En ce 26e jour de combat au Moyen-Orient, les États-Unis auraient transmis un plan de paix en 15 points à l’Iran. Après avoir menacé de bombarder les centrales électriques si le détroit d’Ormuz n’était pas rouvert, et compte tenu des contreparties proposées dans le plan de paix par Donald Trump, il semble y avoir eu un effet : Téhéran a annoncé que les « navires non hostiles » pourraient emprunter cette route maritime.
L’annonce de Donald Trump évoquant un « très gros cadeau » concernant les hydrocarbures va évidemment dans le sens d’une réouverture du détroit, ce qui n’a pas manqué de faire baisser de près de 6 % les cours du pétrole à Tokyo.
Un démantelement total du nucléaire
Une grande partie du plan de paix concernerait le nucléaire iranien. Les demandes seraient multiples : l’Iran devrait démanteler ses capacités nucléaires existantes ainsi que ses installations à Natanz, Fordo et Ispahan, et s’engager à ne jamais réessayer de se doter de l’arme nucléaire. Il serait aussi dans l’obligation de rendre à l’Agence internationale de l’énergie atomique son stock d’environ 450 kilogrammes d’uranium enrichi à 60 % et d’être totalement transparent sur ses actions en lien avec le nucléaire.

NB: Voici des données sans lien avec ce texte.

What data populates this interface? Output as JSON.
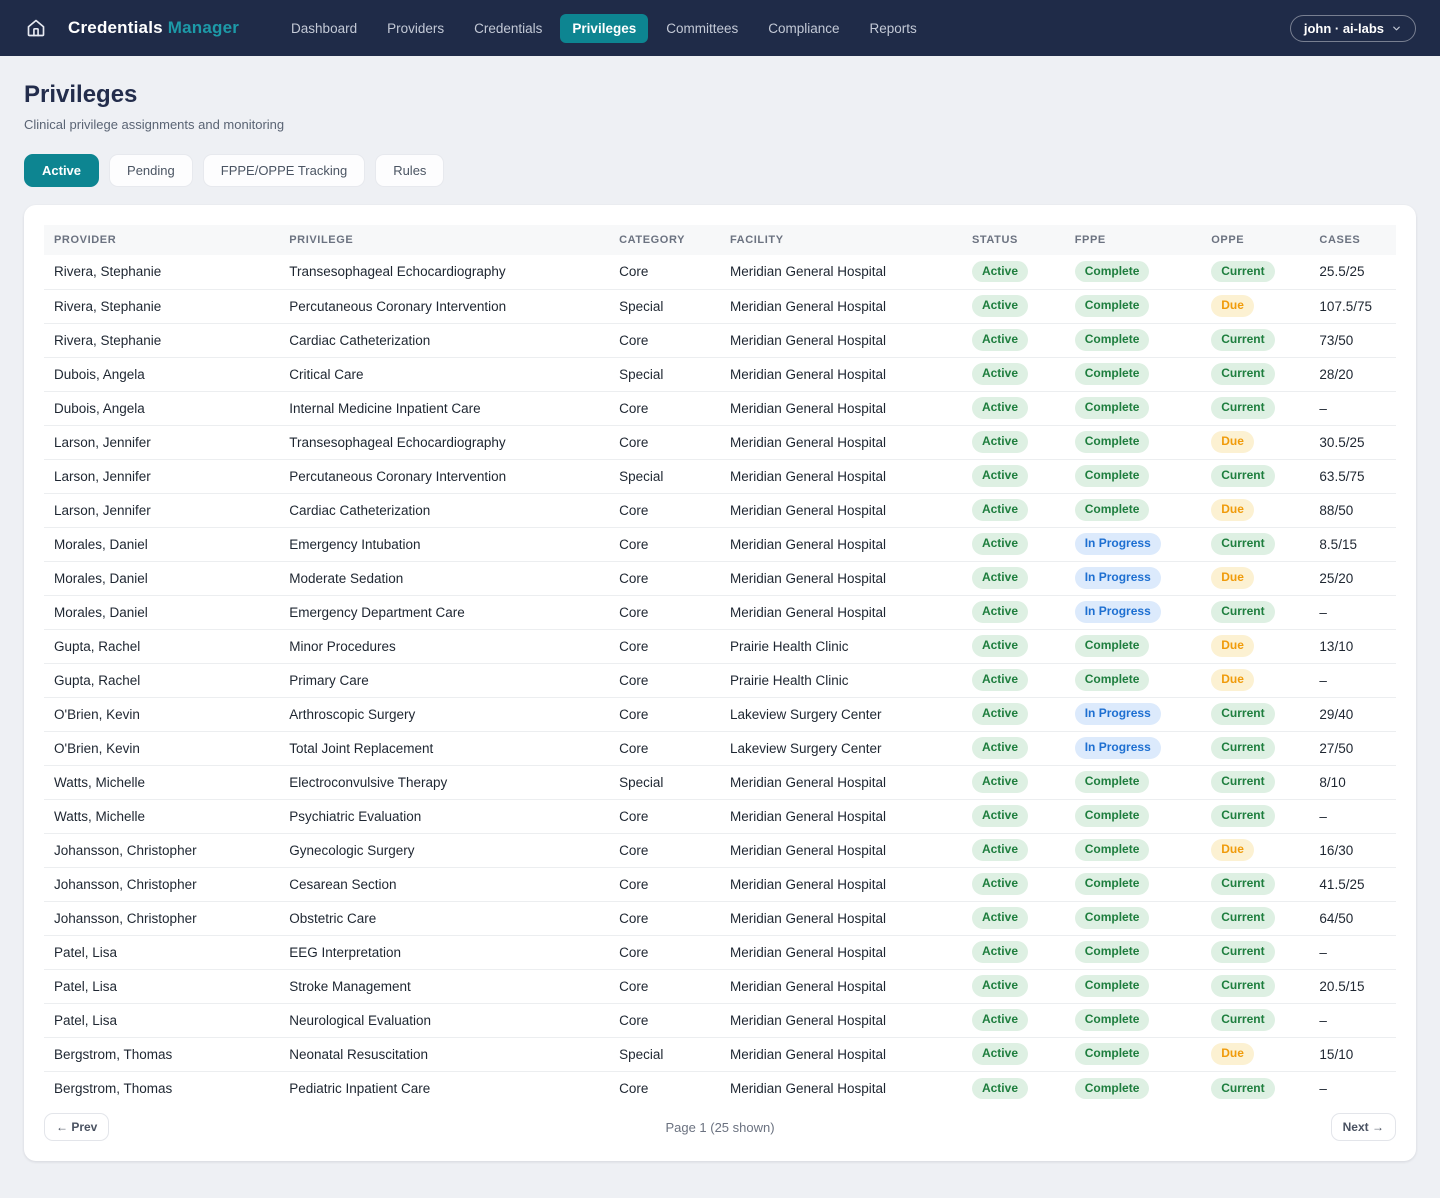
{
  "brand": {
    "primary": "Credentials",
    "accent": "Manager"
  },
  "nav": {
    "items": [
      "Dashboard",
      "Providers",
      "Credentials",
      "Privileges",
      "Committees",
      "Compliance",
      "Reports"
    ],
    "active_item": "Privileges",
    "user_menu_label": "john · ai-labs"
  },
  "page": {
    "title": "Privileges",
    "subtitle": "Clinical privilege assignments and monitoring"
  },
  "tabs": [
    {
      "label": "Active",
      "active": true
    },
    {
      "label": "Pending",
      "active": false
    },
    {
      "label": "FPPE/OPPE Tracking",
      "active": false
    },
    {
      "label": "Rules",
      "active": false
    }
  ],
  "table": {
    "columns": [
      "Provider",
      "Privilege",
      "Category",
      "Facility",
      "Status",
      "FPPE",
      "OPPE",
      "Cases"
    ],
    "rows": [
      {
        "provider": "Rivera, Stephanie",
        "privilege": "Transesophageal Echocardiography",
        "category": "Core",
        "facility": "Meridian General Hospital",
        "status": "Active",
        "fppe": "Complete",
        "oppe": "Current",
        "cases": "25.5/25"
      },
      {
        "provider": "Rivera, Stephanie",
        "privilege": "Percutaneous Coronary Intervention",
        "category": "Special",
        "facility": "Meridian General Hospital",
        "status": "Active",
        "fppe": "Complete",
        "oppe": "Due",
        "cases": "107.5/75"
      },
      {
        "provider": "Rivera, Stephanie",
        "privilege": "Cardiac Catheterization",
        "category": "Core",
        "facility": "Meridian General Hospital",
        "status": "Active",
        "fppe": "Complete",
        "oppe": "Current",
        "cases": "73/50"
      },
      {
        "provider": "Dubois, Angela",
        "privilege": "Critical Care",
        "category": "Special",
        "facility": "Meridian General Hospital",
        "status": "Active",
        "fppe": "Complete",
        "oppe": "Current",
        "cases": "28/20"
      },
      {
        "provider": "Dubois, Angela",
        "privilege": "Internal Medicine Inpatient Care",
        "category": "Core",
        "facility": "Meridian General Hospital",
        "status": "Active",
        "fppe": "Complete",
        "oppe": "Current",
        "cases": "–"
      },
      {
        "provider": "Larson, Jennifer",
        "privilege": "Transesophageal Echocardiography",
        "category": "Core",
        "facility": "Meridian General Hospital",
        "status": "Active",
        "fppe": "Complete",
        "oppe": "Due",
        "cases": "30.5/25"
      },
      {
        "provider": "Larson, Jennifer",
        "privilege": "Percutaneous Coronary Intervention",
        "category": "Special",
        "facility": "Meridian General Hospital",
        "status": "Active",
        "fppe": "Complete",
        "oppe": "Current",
        "cases": "63.5/75"
      },
      {
        "provider": "Larson, Jennifer",
        "privilege": "Cardiac Catheterization",
        "category": "Core",
        "facility": "Meridian General Hospital",
        "status": "Active",
        "fppe": "Complete",
        "oppe": "Due",
        "cases": "88/50"
      },
      {
        "provider": "Morales, Daniel",
        "privilege": "Emergency Intubation",
        "category": "Core",
        "facility": "Meridian General Hospital",
        "status": "Active",
        "fppe": "In Progress",
        "oppe": "Current",
        "cases": "8.5/15"
      },
      {
        "provider": "Morales, Daniel",
        "privilege": "Moderate Sedation",
        "category": "Core",
        "facility": "Meridian General Hospital",
        "status": "Active",
        "fppe": "In Progress",
        "oppe": "Due",
        "cases": "25/20"
      },
      {
        "provider": "Morales, Daniel",
        "privilege": "Emergency Department Care",
        "category": "Core",
        "facility": "Meridian General Hospital",
        "status": "Active",
        "fppe": "In Progress",
        "oppe": "Current",
        "cases": "–"
      },
      {
        "provider": "Gupta, Rachel",
        "privilege": "Minor Procedures",
        "category": "Core",
        "facility": "Prairie Health Clinic",
        "status": "Active",
        "fppe": "Complete",
        "oppe": "Due",
        "cases": "13/10"
      },
      {
        "provider": "Gupta, Rachel",
        "privilege": "Primary Care",
        "category": "Core",
        "facility": "Prairie Health Clinic",
        "status": "Active",
        "fppe": "Complete",
        "oppe": "Due",
        "cases": "–"
      },
      {
        "provider": "O'Brien, Kevin",
        "privilege": "Arthroscopic Surgery",
        "category": "Core",
        "facility": "Lakeview Surgery Center",
        "status": "Active",
        "fppe": "In Progress",
        "oppe": "Current",
        "cases": "29/40"
      },
      {
        "provider": "O'Brien, Kevin",
        "privilege": "Total Joint Replacement",
        "category": "Core",
        "facility": "Lakeview Surgery Center",
        "status": "Active",
        "fppe": "In Progress",
        "oppe": "Current",
        "cases": "27/50"
      },
      {
        "provider": "Watts, Michelle",
        "privilege": "Electroconvulsive Therapy",
        "category": "Special",
        "facility": "Meridian General Hospital",
        "status": "Active",
        "fppe": "Complete",
        "oppe": "Current",
        "cases": "8/10"
      },
      {
        "provider": "Watts, Michelle",
        "privilege": "Psychiatric Evaluation",
        "category": "Core",
        "facility": "Meridian General Hospital",
        "status": "Active",
        "fppe": "Complete",
        "oppe": "Current",
        "cases": "–"
      },
      {
        "provider": "Johansson, Christopher",
        "privilege": "Gynecologic Surgery",
        "category": "Core",
        "facility": "Meridian General Hospital",
        "status": "Active",
        "fppe": "Complete",
        "oppe": "Due",
        "cases": "16/30"
      },
      {
        "provider": "Johansson, Christopher",
        "privilege": "Cesarean Section",
        "category": "Core",
        "facility": "Meridian General Hospital",
        "status": "Active",
        "fppe": "Complete",
        "oppe": "Current",
        "cases": "41.5/25"
      },
      {
        "provider": "Johansson, Christopher",
        "privilege": "Obstetric Care",
        "category": "Core",
        "facility": "Meridian General Hospital",
        "status": "Active",
        "fppe": "Complete",
        "oppe": "Current",
        "cases": "64/50"
      },
      {
        "provider": "Patel, Lisa",
        "privilege": "EEG Interpretation",
        "category": "Core",
        "facility": "Meridian General Hospital",
        "status": "Active",
        "fppe": "Complete",
        "oppe": "Current",
        "cases": "–"
      },
      {
        "provider": "Patel, Lisa",
        "privilege": "Stroke Management",
        "category": "Core",
        "facility": "Meridian General Hospital",
        "status": "Active",
        "fppe": "Complete",
        "oppe": "Current",
        "cases": "20.5/15"
      },
      {
        "provider": "Patel, Lisa",
        "privilege": "Neurological Evaluation",
        "category": "Core",
        "facility": "Meridian General Hospital",
        "status": "Active",
        "fppe": "Complete",
        "oppe": "Current",
        "cases": "–"
      },
      {
        "provider": "Bergstrom, Thomas",
        "privilege": "Neonatal Resuscitation",
        "category": "Special",
        "facility": "Meridian General Hospital",
        "status": "Active",
        "fppe": "Complete",
        "oppe": "Due",
        "cases": "15/10"
      },
      {
        "provider": "Bergstrom, Thomas",
        "privilege": "Pediatric Inpatient Care",
        "category": "Core",
        "facility": "Meridian General Hospital",
        "status": "Active",
        "fppe": "Complete",
        "oppe": "Current",
        "cases": "–"
      }
    ]
  },
  "badge_styles": {
    "Active": "green",
    "Complete": "green",
    "Current": "green",
    "In Progress": "blue",
    "Due": "amber"
  },
  "pagination": {
    "prev_label": "← Prev",
    "status": "Page 1 (25 shown)",
    "next_label": "Next →"
  },
  "colors": {
    "navbar_bg": "#1f2b48",
    "accent_teal": "#0d8591",
    "brand_accent_text": "#1d9aa8",
    "badge_green_bg": "#def0e3",
    "badge_green_text": "#1e7e3e",
    "badge_blue_bg": "#dceafc",
    "badge_blue_text": "#1d6fd1",
    "badge_amber_bg": "#fcf1d2",
    "badge_amber_text": "#f09b0a",
    "page_bg": "#eef0f4"
  }
}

Fin de soutien au Hamas et au Hezbollah
Ce plan de paix contient également une dimension de limitation de l’influence iranienne au Moyen-Orient. Étant jusqu’alors le principal soutien du Hezbollah libanais, du Hamas palestinien et des rebelles houthis yéménites, grâce à des financements, l’objectif de Washington est d’endiguer cette influence iranienne dans la région. Selon les termes mentionnés par les médias, le pays devra « cesser de financer, de diriger et d’armer ses alliés régionaux ».
La quantité de missiles détenus par Téhéran et la portée de ses missiles font aussi l’objet d’un point du plan, qui sera traité « ultérieurement ». Ils devront être limités « à l’autodéfense ».
Un objectif marquant de ce plan de paix en 15 points est, à l’évidence, l’arrêt du blocage du détroit d’Ormuz, puisque 20 % des hydrocarbures mondiaux transitent par ce corridor maritime. Cela représente entre 13 et 14 millions de barils par jour, c’est colossal.
Une levée des sanctions en contrepartie
Afin que le plan de paix puisse être accepté par l’Iran, des contreparties sont mentionnées. Une levée des sanctions internationales serait mise en place, ainsi qu’un programme d’aide pour soutenir le programme nucléaire civil.
Trois points viennent largement contraster ce potentiel espoir. Du côté américain, la politique ambiguë, voire illisible, de Donald Trump se poursuit. Alors même que ce plan de paix est censé être mis en place, 3 000 parachutistes américains ont été déployés au Moyen-Orient. Ce déploiement a évidemment un coût financier, et la politique américaine menée depuis le début du conflit montre que l’envoi de renforts militaires n’est pas un moyen de dissuasion, mais bel et bien la confirmation d’une intensification des combats.
Ambiguïtés et contre-sens
De surcroît, la porte-parole du gouvernement, Karoline Leavitt, a déclaré, malgré les discussions en cours, que « l’opération Epic Fury se poursuit sans relâche afin d’atteindre les objectifs militaires fixés par le commandant en chef et le Pentagone ». Du côté d’Israël, aucune trêve n’a été évoquée.
Pour finir, le porte-parole du ministère iranien des Affaires étrangères, Esmail Baghaei, a affirmé ce matin sur la télévision indienne « qu’il n’y a ni pourparlers ni négociations entre l’Iran et les États-Unis ».
Alors, il est difficile de tirer une véritable conclusion puisqu’aucune des parties ne semble cohérente. Reste à savoir si ce plan de paix existe réellement.